Mgr. Livinhac is about forty years old, of overage height; his face, looking both fine and energetic, is enveloped in a brown beard. He speaks, in a think Gascon accent, a French that he has hardly had the chance to use in the past twelve years in Africa. The fourteen young Blacks—the converts he brought with him—obey his slightest gesture with remarkable docility.
He first invented them—in their language, as not one of them speaks French—to thank the cardinal who had just blessed them; and all falling to their knees and smiling while murmuring a thanksgiving, which gives the most picturesque rhythm to the cadenced swaying of the bodies and the oblique clapping of joined hands. Among these young people, there are martyrs whose heroism is reminiscent of that of the first Christians.
The bishop told us their story. He called two over to him; one, very young, had seen his father flayed and burnt; another, instead of an ear had nothing but a hole on his head. It had been cut off. "Why did you have your ear cut off?" Mgr Lavigerie asked him. "Because they wanted to stop me from praying." Cardinal Lavigerie drew them near to him to embrace them. And in the hall, among those who had just been laughing at the spiritual embellishments of the cardinal, I could see men who were crying.

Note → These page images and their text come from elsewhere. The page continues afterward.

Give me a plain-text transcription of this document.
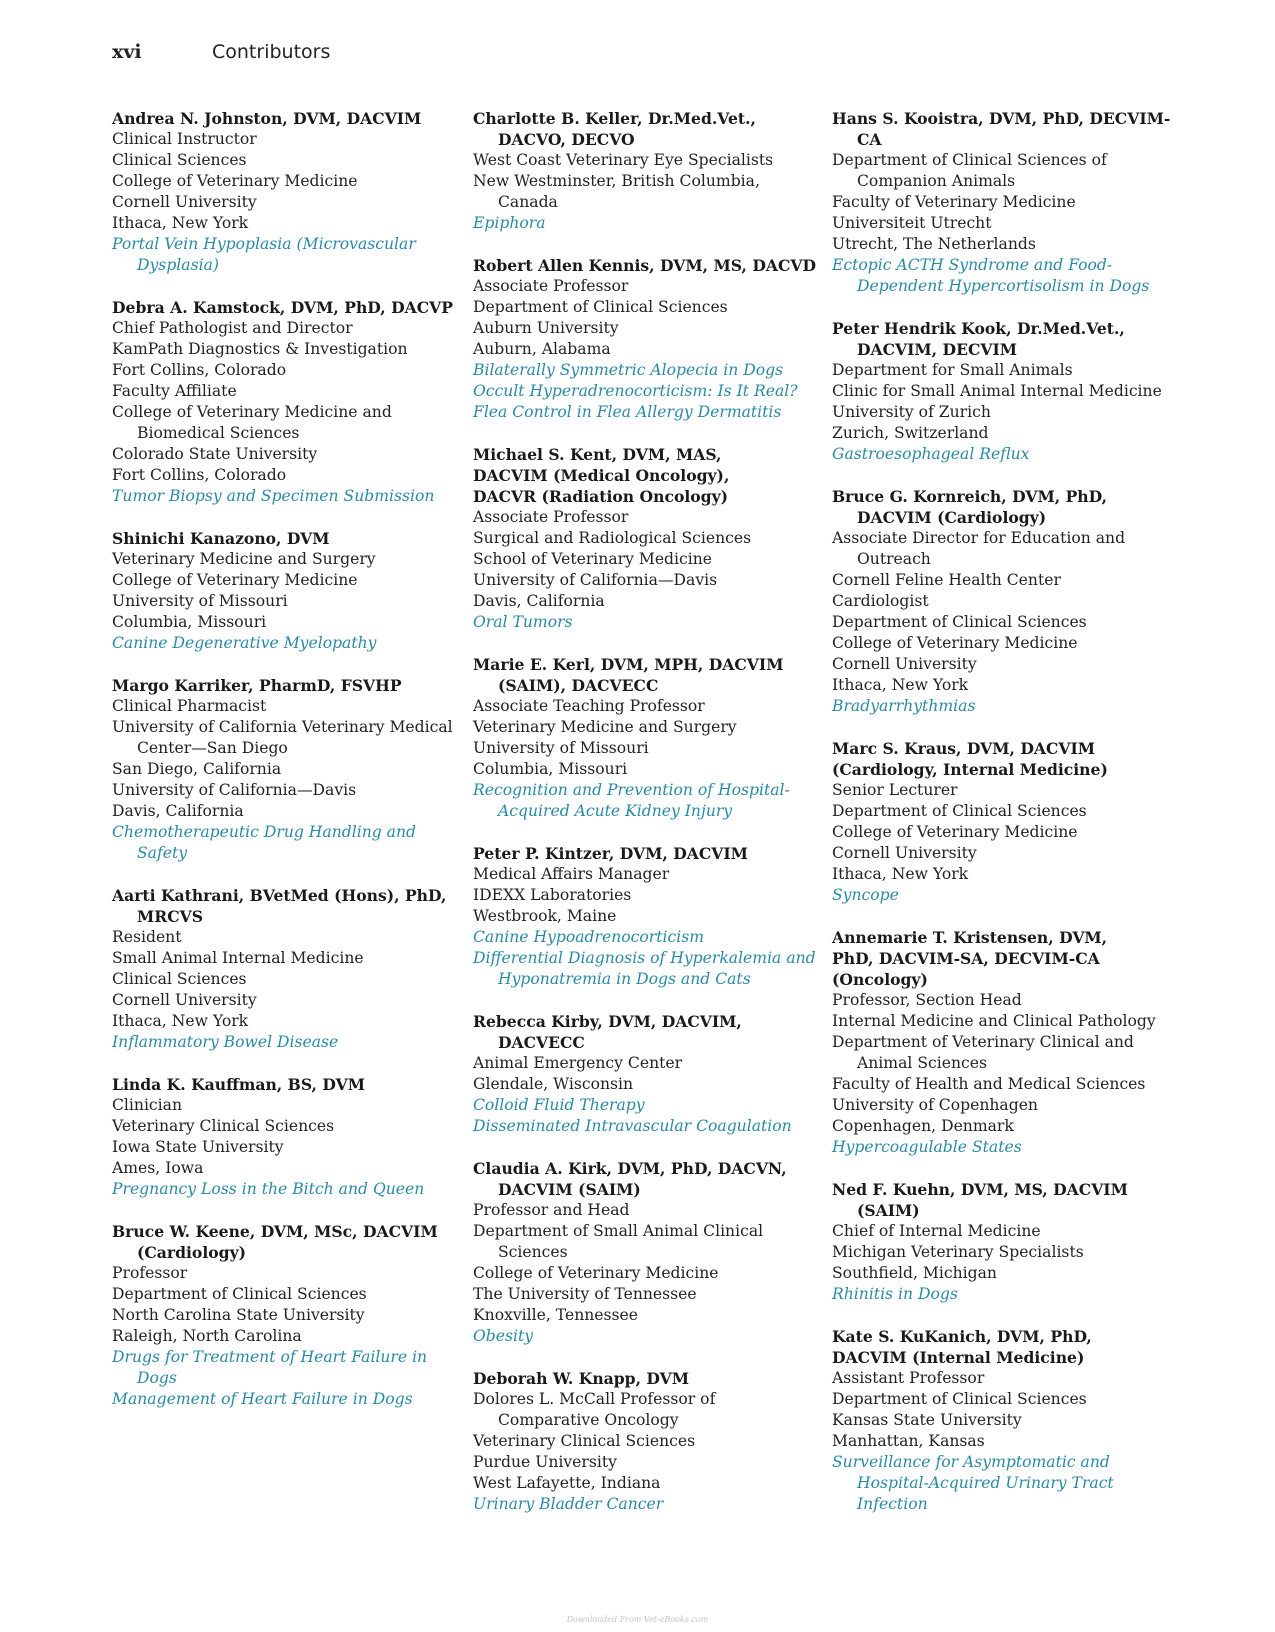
xvi	Contributors
Andrea N. Johnston, DVM, DACVIM
Clinical Instructor
Clinical Sciences
College of Veterinary Medicine
Cornell University
Ithaca, New York
Portal Vein Hypoplasia (Microvascular Dysplasia)
Debra A. Kamstock, DVM, PhD, DACVP
Chief Pathologist and Director
KamPath Diagnostics & Investigation
Fort Collins, Colorado
Faculty Affiliate
College of Veterinary Medicine and Biomedical Sciences
Colorado State University
Fort Collins, Colorado
Tumor Biopsy and Specimen Submission
Shinichi Kanazono, DVM
Veterinary Medicine and Surgery
College of Veterinary Medicine
University of Missouri
Columbia, Missouri
Canine Degenerative Myelopathy
Margo Karriker, PharmD, FSVHP
Clinical Pharmacist
University of California Veterinary Medical Center—San Diego
San Diego, California
University of California—Davis
Davis, California
Chemotherapeutic Drug Handling and Safety
Aarti Kathrani, BVetMed (Hons), PhD, MRCVS
Resident
Small Animal Internal Medicine
Clinical Sciences
Cornell University
Ithaca, New York
Inflammatory Bowel Disease
Linda K. Kauffman, BS, DVM
Clinician
Veterinary Clinical Sciences
Iowa State University
Ames, Iowa
Pregnancy Loss in the Bitch and Queen
Bruce W. Keene, DVM, MSc, DACVIM (Cardiology)
Professor
Department of Clinical Sciences
North Carolina State University
Raleigh, North Carolina
Drugs for Treatment of Heart Failure in Dogs
Management of Heart Failure in Dogs
Charlotte B. Keller, Dr.Med.Vet., DACVO, DECVO
West Coast Veterinary Eye Specialists
New Westminster, British Columbia, Canada
Epiphora
Robert Allen Kennis, DVM, MS, DACVD
Associate Professor
Department of Clinical Sciences
Auburn University
Auburn, Alabama
Bilaterally Symmetric Alopecia in Dogs
Occult Hyperadrenocorticism: Is It Real?
Flea Control in Flea Allergy Dermatitis
Michael S. Kent, DVM, MAS,
DACVIM (Medical Oncology),
DACVR (Radiation Oncology)
Associate Professor
Surgical and Radiological Sciences
School of Veterinary Medicine
University of California—Davis
Davis, California
Oral Tumors
Marie E. Kerl, DVM, MPH, DACVIM (SAIM), DACVECC
Associate Teaching Professor
Veterinary Medicine and Surgery
University of Missouri
Columbia, Missouri
Recognition and Prevention of Hospital-Acquired Acute Kidney Injury
Peter P. Kintzer, DVM, DACVIM
Medical Affairs Manager
IDEXX Laboratories
Westbrook, Maine
Canine Hypoadrenocorticism
Differential Diagnosis of Hyperkalemia and Hyponatremia in Dogs and Cats
Rebecca Kirby, DVM, DACVIM, DACVECC
Animal Emergency Center
Glendale, Wisconsin
Colloid Fluid Therapy
Disseminated Intravascular Coagulation
Claudia A. Kirk, DVM, PhD, DACVN, DACVIM (SAIM)
Professor and Head
Department of Small Animal Clinical Sciences
College of Veterinary Medicine
The University of Tennessee
Knoxville, Tennessee
Obesity
Deborah W. Knapp, DVM
Dolores L. McCall Professor of Comparative Oncology
Veterinary Clinical Sciences
Purdue University
West Lafayette, Indiana
Urinary Bladder Cancer
Hans S. Kooistra, DVM, PhD, DECVIM-CA
Department of Clinical Sciences of Companion Animals
Faculty of Veterinary Medicine
Universiteit Utrecht
Utrecht, The Netherlands
Ectopic ACTH Syndrome and Food-Dependent Hypercortisolism in Dogs
Peter Hendrik Kook, Dr.Med.Vet., DACVIM, DECVIM
Department for Small Animals
Clinic for Small Animal Internal Medicine
University of Zurich
Zurich, Switzerland
Gastroesophageal Reflux
Bruce G. Kornreich, DVM, PhD, DACVIM (Cardiology)
Associate Director for Education and Outreach
Cornell Feline Health Center
Cardiologist
Department of Clinical Sciences
College of Veterinary Medicine
Cornell University
Ithaca, New York
Bradyarrhythmias
Marc S. Kraus, DVM, DACVIM
(Cardiology, Internal Medicine)
Senior Lecturer
Department of Clinical Sciences
College of Veterinary Medicine
Cornell University
Ithaca, New York
Syncope
Annemarie T. Kristensen, DVM,
PhD, DACVIM-SA, DECVIM-CA
(Oncology)
Professor, Section Head
Internal Medicine and Clinical Pathology
Department of Veterinary Clinical and Animal Sciences
Faculty of Health and Medical Sciences
University of Copenhagen
Copenhagen, Denmark
Hypercoagulable States
Ned F. Kuehn, DVM, MS, DACVIM (SAIM)
Chief of Internal Medicine
Michigan Veterinary Specialists
Southfield, Michigan
Rhinitis in Dogs
Kate S. KuKanich, DVM, PhD,
DACVIM (Internal Medicine)
Assistant Professor
Department of Clinical Sciences
Kansas State University
Manhattan, Kansas
Surveillance for Asymptomatic and Hospital-Acquired Urinary Tract Infection
Downloaded From Vet-eBooks.com
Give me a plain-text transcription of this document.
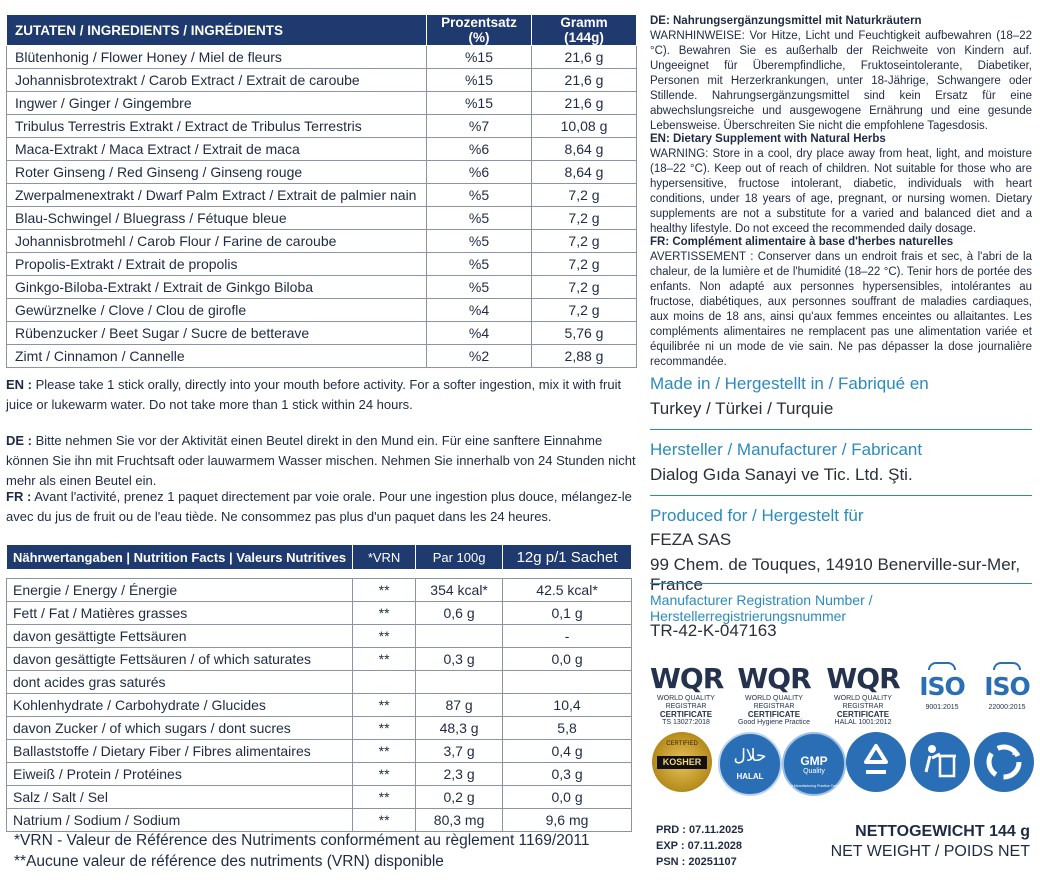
ZUTATEN / INGREDIENTS / INGRÉDIENTS	Prozentsatz (%)	Gramm (144g)
Blütenhonig / Flower Honey / Miel de fleurs	%15	21,6 g
Johannisbrotextrakt / Carob Extract / Extrait de caroube	%15	21,6 g
Ingwer / Ginger / Gingembre	%15	21,6 g
Tribulus Terrestris Extrakt / Extract de Tribulus Terrestris	%7	10,08 g
Maca-Extrakt / Maca Extract / Extrait de maca	%6	8,64 g
Roter Ginseng / Red Ginseng / Ginseng rouge	%6	8,64 g
Zwerpalmenextrakt / Dwarf Palm Extract / Extrait de palmier nain	%5	7,2 g
Blau-Schwingel / Bluegrass / Fétuque bleue	%5	7,2 g
Johannisbrotmehl / Carob Flour / Farine de caroube	%5	7,2 g
Propolis-Extrakt / Extrait de propolis	%5	7,2 g
Ginkgo-Biloba-Extrakt / Extrait de Ginkgo Biloba	%5	7,2 g
Gewürznelke / Clove / Clou de girofle	%4	7,2 g
Rübenzucker / Beet Sugar / Sucre de betterave	%4	5,76 g
Zimt / Cinnamon / Cannelle	%2	2,88 g
EN : Please take 1 stick orally, directly into your mouth before activity. For a softer ingestion, mix it with fruit juice or lukewarm water. Do not take more than 1 stick within 24 hours.
DE : Bitte nehmen Sie vor der Aktivität einen Beutel direkt in den Mund ein. Für eine sanftere Einnahme können Sie ihn mit Fruchtsaft oder lauwarmem Wasser mischen. Nehmen Sie innerhalb von 24 Stunden nicht mehr als einen Beutel ein.
FR : Avant l'activité, prenez 1 paquet directement par voie orale. Pour une ingestion plus douce, mélangez-le avec du jus de fruit ou de l'eau tiède. Ne consommez pas plus d'un paquet dans les 24 heures.
Nährwertangaben | Nutrition Facts | Valeurs Nutritives	*VRN	Par 100g	12g p/1 Sachet

Energie / Energy / Énergie	**	354 kcal*	42.5 kcal*
Fett / Fat / Matières grasses	**	0,6 g	0,1 g
davon gesättigte Fettsäuren	**		-
davon gesättigte Fettsäuren / of which saturates	**	0,3 g	0,0 g
dont acides gras saturés			
Kohlenhydrate / Carbohydrate / Glucides	**	87 g	10,4
davon Zucker / of which sugars / dont sucres	**	48,3 g	5,8
Ballaststoffe / Dietary Fiber / Fibres alimentaires	**	3,7 g	0,4 g
Eiweiß / Protein / Protéines	**	2,3 g	0,3 g
Salz / Salt / Sel	**	0,2 g	0,0 g
Natrium / Sodium / Sodium	**	80,3 mg	9,6 mg
*VRN - Valeur de Référence des Nutriments conformément au règlement 1169/2011
**Aucune valeur de référence des nutriments (VRN) disponible
DE: Nahrungsergänzungsmittel mit Naturkräutern
WARNHINWEISE: Vor Hitze, Licht und Feuchtigkeit aufbewahren (18–22 °C). Bewahren Sie es außerhalb der Reichweite von Kindern auf. Ungeeignet für Überempfindliche, Fruktoseintolerante, Diabetiker, Personen mit Herzerkrankungen, unter 18-Jährige, Schwangere oder Stillende. Nahrungsergänzungsmittel sind kein Ersatz für eine abwechslungsreiche und ausgewogene Ernährung und eine gesunde Lebensweise. Überschreiten Sie nicht die empfohlene Tagesdosis.
EN: Dietary Supplement with Natural Herbs
WARNING: Store in a cool, dry place away from heat, light, and moisture (18–22 °C). Keep out of reach of children. Not suitable for those who are hypersensitive, fructose intolerant, diabetic, individuals with heart conditions, under 18 years of age, pregnant, or nursing women. Dietary supplements are not a substitute for a varied and balanced diet and a healthy lifestyle. Do not exceed the recommended daily dosage.
FR: Complément alimentaire à base d'herbes naturelles
AVERTISSEMENT : Conserver dans un endroit frais et sec, à l'abri de la chaleur, de la lumière et de l'humidité (18–22 °C). Tenir hors de portée des enfants. Non adapté aux personnes hypersensibles, intolérantes au fructose, diabétiques, aux personnes souffrant de maladies cardiaques, aux moins de 18 ans, ainsi qu'aux femmes enceintes ou allaitantes. Les compléments alimentaires ne remplacent pas une alimentation variée et équilibrée ni un mode de vie sain. Ne pas dépasser la dose journalière recommandée.
Made in / Hergestellt in / Fabriqué en
Turkey / Türkei / Turquie
Hersteller / Manufacturer / Fabricant
Dialog Gıda Sanayi ve Tic. Ltd. Şti.
Produced for / Hergestelt für
FEZA SAS
99 Chem. de Touques, 14910 Benerville-sur-Mer, France
Manufacturer Registration Number / Herstellerregistrierungsnummer
TR-42-K-047163
WQR
WORLD QUALITY REGISTRAR
CERTIFICATE
TS 13027:2018
WQR
WORLD QUALITY REGISTRAR
CERTIFICATE
Good Hygiene Practice
WQR
WORLD QUALITY REGISTRAR
CERTIFICATE
HALAL 1001:2012
ISO
9001:2015
ISO
22000:2015
CERTIFIED
KOSHER	حلال
HALAL
GMP
Quality
Good Manufacturing Practice Certified
PRD : 07.11.2025
EXP : 07.11.2028
PSN : 20251107
NETTOGEWICHT 144 g
NET WEIGHT / POIDS NET
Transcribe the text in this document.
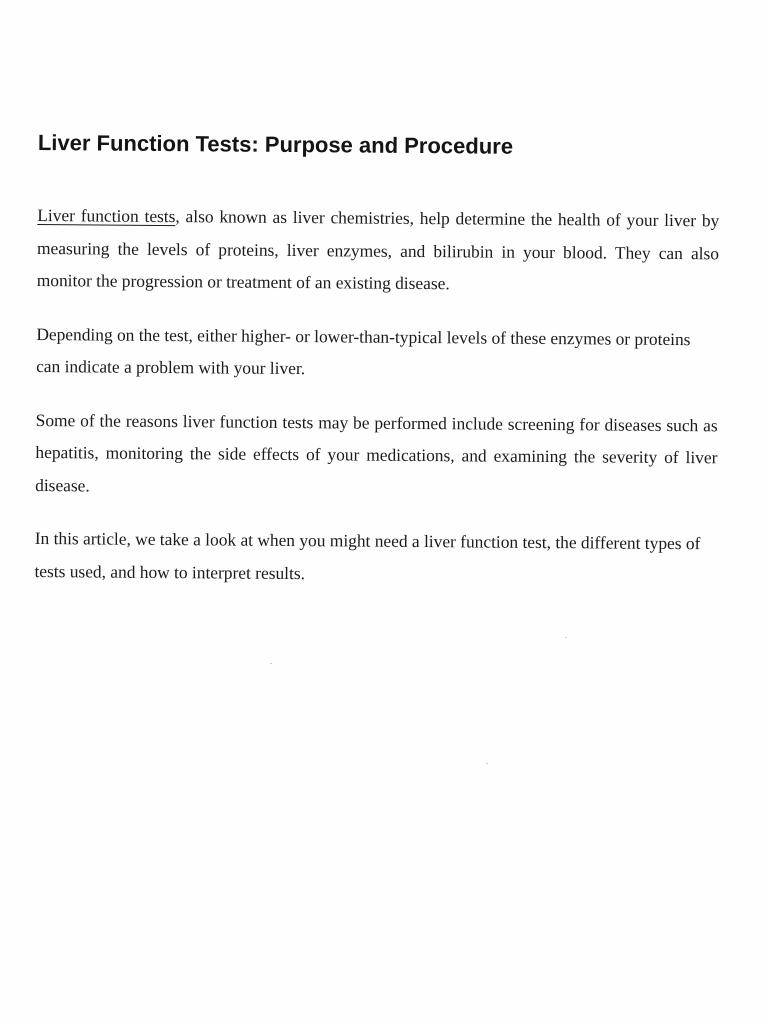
Liver Function Tests: Purpose and Procedure

Liver function tests, also known as liver chemistries, help determine the health of your liver by measuring the levels of proteins, liver enzymes, and bilirubin in your blood. They can also monitor the progression or treatment of an existing disease.

Depending on the test, either higher- or lower-than-typical levels of these enzymes or proteins can indicate a problem with your liver.

Some of the reasons liver function tests may be performed include screening for diseases such as hepatitis, monitoring the side effects of your medications, and examining the severity of liver disease.

In this article, we take a look at when you might need a liver function test, the different types of tests used, and how to interpret results.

But time was passing. Once again the Marquis of Vogüé took the stand and announced the closing of the Congress and read the wishes expressed by the delegates.
At five o'clock, Mr. de Vogüé's reading is finished. The English delegate, Mr. Charles H. Allen, addressed in the name of the foreigners a compliment of farewell to Mgr. Lavigerie who, after embracing him, turned toward the assembly on his knees and blessed it.
And the Congress was over. Outside, a small crowd was waiting for the prelate and greeted him respectfully.
This splendid event—unique in its type—ended with a banquet in which the delegates took part, and which took place at the Hôtel Continental, under the chairmanship of Mr. Keller.